Appellant’s appointed counsel filed a brief in which he concludes the appeal
is wholly frivolous and without merit. The brief meets the requirements of Anders v.
California, 386 U.S. 738, 87 S.Ct. 1396 (1967), presenting a professional evaluation
of the record demonstrating why there are no arguable grounds to be advanced. See
High v. State, 573 S.W.2d 807, 811–13 (Tex. Crim. App. 1978). The Anders
procedures apply to an appeal from the termination of parental rights when an
appointed attorney concludes there are no non-frivolous issues to assert on appeal.

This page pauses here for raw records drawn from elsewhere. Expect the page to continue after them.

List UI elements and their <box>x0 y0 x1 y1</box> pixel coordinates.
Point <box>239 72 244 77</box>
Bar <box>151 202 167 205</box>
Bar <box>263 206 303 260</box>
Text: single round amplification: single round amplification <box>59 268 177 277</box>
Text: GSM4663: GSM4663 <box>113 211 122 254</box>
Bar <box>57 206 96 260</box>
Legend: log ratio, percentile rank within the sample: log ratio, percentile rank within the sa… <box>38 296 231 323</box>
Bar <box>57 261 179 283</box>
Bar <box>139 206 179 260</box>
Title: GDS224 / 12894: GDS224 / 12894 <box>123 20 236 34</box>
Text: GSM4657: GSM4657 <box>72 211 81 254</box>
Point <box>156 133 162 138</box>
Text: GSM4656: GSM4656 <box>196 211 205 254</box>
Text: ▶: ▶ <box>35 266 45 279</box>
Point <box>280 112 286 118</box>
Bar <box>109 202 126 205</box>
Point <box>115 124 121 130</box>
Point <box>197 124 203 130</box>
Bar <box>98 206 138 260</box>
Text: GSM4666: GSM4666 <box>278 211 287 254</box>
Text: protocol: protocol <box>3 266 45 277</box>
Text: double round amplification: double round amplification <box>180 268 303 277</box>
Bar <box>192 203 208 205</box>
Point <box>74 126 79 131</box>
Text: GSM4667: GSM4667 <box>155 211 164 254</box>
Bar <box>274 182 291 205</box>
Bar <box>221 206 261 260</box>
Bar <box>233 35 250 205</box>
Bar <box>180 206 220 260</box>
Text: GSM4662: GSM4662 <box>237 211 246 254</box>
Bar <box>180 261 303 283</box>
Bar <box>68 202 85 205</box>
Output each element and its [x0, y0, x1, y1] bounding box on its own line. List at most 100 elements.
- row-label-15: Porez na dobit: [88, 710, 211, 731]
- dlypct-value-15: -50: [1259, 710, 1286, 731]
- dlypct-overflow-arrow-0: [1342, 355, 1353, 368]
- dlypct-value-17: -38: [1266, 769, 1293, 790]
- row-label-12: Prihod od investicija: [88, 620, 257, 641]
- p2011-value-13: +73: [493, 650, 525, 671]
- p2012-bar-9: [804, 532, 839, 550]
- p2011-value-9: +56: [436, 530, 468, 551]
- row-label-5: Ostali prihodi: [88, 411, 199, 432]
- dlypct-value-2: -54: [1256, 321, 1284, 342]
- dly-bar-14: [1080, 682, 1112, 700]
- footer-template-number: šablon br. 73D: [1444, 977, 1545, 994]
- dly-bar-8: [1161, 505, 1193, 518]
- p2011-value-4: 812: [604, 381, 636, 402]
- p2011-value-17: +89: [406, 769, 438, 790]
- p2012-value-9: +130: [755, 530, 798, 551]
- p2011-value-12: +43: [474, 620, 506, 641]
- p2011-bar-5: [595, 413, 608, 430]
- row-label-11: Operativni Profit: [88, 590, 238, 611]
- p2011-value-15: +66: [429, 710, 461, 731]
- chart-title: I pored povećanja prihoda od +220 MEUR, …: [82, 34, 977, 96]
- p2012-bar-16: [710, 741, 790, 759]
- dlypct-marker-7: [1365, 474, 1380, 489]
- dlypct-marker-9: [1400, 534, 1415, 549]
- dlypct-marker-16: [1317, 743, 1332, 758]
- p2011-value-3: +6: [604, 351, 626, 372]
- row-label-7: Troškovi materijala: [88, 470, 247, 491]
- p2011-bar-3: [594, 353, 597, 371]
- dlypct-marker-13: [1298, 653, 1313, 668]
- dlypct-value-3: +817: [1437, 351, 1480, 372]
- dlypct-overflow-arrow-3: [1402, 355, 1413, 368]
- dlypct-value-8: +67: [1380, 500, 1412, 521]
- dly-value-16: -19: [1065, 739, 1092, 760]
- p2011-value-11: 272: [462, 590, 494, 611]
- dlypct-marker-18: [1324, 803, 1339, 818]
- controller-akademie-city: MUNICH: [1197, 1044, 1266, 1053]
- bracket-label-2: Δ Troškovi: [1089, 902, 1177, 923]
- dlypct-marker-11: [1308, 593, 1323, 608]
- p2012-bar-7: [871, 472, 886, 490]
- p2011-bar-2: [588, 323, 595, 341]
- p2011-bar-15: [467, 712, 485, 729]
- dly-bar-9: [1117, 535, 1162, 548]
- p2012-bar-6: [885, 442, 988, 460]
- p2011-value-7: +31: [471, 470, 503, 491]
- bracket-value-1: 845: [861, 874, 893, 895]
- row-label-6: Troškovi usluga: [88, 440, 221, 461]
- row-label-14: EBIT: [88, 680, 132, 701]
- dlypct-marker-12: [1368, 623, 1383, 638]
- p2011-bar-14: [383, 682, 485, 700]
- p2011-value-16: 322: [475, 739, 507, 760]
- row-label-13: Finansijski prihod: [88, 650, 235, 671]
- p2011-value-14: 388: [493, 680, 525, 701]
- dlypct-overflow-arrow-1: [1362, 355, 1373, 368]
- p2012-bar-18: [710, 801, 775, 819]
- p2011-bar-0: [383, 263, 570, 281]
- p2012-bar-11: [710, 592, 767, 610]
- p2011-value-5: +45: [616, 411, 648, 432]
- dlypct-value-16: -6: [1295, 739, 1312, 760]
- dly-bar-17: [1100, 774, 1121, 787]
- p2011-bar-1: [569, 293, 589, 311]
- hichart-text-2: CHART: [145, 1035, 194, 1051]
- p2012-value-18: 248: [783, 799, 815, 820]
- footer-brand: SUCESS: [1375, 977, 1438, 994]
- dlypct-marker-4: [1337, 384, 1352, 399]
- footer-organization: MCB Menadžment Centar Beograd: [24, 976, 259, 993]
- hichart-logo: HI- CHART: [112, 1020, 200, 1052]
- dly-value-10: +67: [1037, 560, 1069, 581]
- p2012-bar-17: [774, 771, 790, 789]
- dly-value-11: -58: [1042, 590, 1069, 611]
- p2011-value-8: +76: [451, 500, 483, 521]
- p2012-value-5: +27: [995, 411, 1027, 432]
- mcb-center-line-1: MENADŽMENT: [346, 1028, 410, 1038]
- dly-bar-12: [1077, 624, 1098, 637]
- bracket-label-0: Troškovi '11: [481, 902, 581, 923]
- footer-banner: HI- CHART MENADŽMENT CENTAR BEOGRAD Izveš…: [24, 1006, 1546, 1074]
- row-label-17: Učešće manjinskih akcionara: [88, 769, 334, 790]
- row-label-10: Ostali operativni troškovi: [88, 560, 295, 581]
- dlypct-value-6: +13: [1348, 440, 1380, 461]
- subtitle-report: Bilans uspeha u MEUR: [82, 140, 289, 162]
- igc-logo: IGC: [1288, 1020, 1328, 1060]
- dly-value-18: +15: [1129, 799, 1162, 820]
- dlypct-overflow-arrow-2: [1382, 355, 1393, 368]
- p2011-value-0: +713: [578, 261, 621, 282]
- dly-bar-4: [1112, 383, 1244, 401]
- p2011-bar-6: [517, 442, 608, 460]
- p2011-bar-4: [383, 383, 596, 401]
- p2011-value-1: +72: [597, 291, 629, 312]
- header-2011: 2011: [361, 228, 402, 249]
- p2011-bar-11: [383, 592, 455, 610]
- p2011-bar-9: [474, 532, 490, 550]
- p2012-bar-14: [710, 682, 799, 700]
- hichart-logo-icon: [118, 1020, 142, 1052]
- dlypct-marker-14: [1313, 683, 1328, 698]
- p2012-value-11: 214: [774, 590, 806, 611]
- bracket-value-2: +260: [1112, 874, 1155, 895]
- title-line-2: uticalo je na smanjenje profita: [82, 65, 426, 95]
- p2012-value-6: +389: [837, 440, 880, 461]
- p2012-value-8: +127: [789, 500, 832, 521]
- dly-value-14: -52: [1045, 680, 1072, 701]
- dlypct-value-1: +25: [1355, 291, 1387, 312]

In re D.E.S., 135 S.W.3d 326, 329 (Tex. App.—Houston [14th Dist.] 2004, no pet.).
On December 3, 2018, appellant was notified of the right to file a pro se
response to the Anders brief. See Stafford v. State, 813 S.W.2d 503, 510 (Tex. Crim.
App. 1991); In re D.E.S., 135 S.W.3d at 329–30. More than thirty days have elapsed
and as of this date, no pro se response has been filed.
We have carefully reviewed the record and counsel’s brief and agree the
appeal is wholly frivolous and without merit. Further, we find no reversible error in
the record. A discussion of the brief would add nothing to the jurisprudence of the
state.
Accordingly, the judgment of the trial court is affirmed.
PER CURIAM
Panel consists of Chief Justice Frost and Justices Jewell and Bourliot.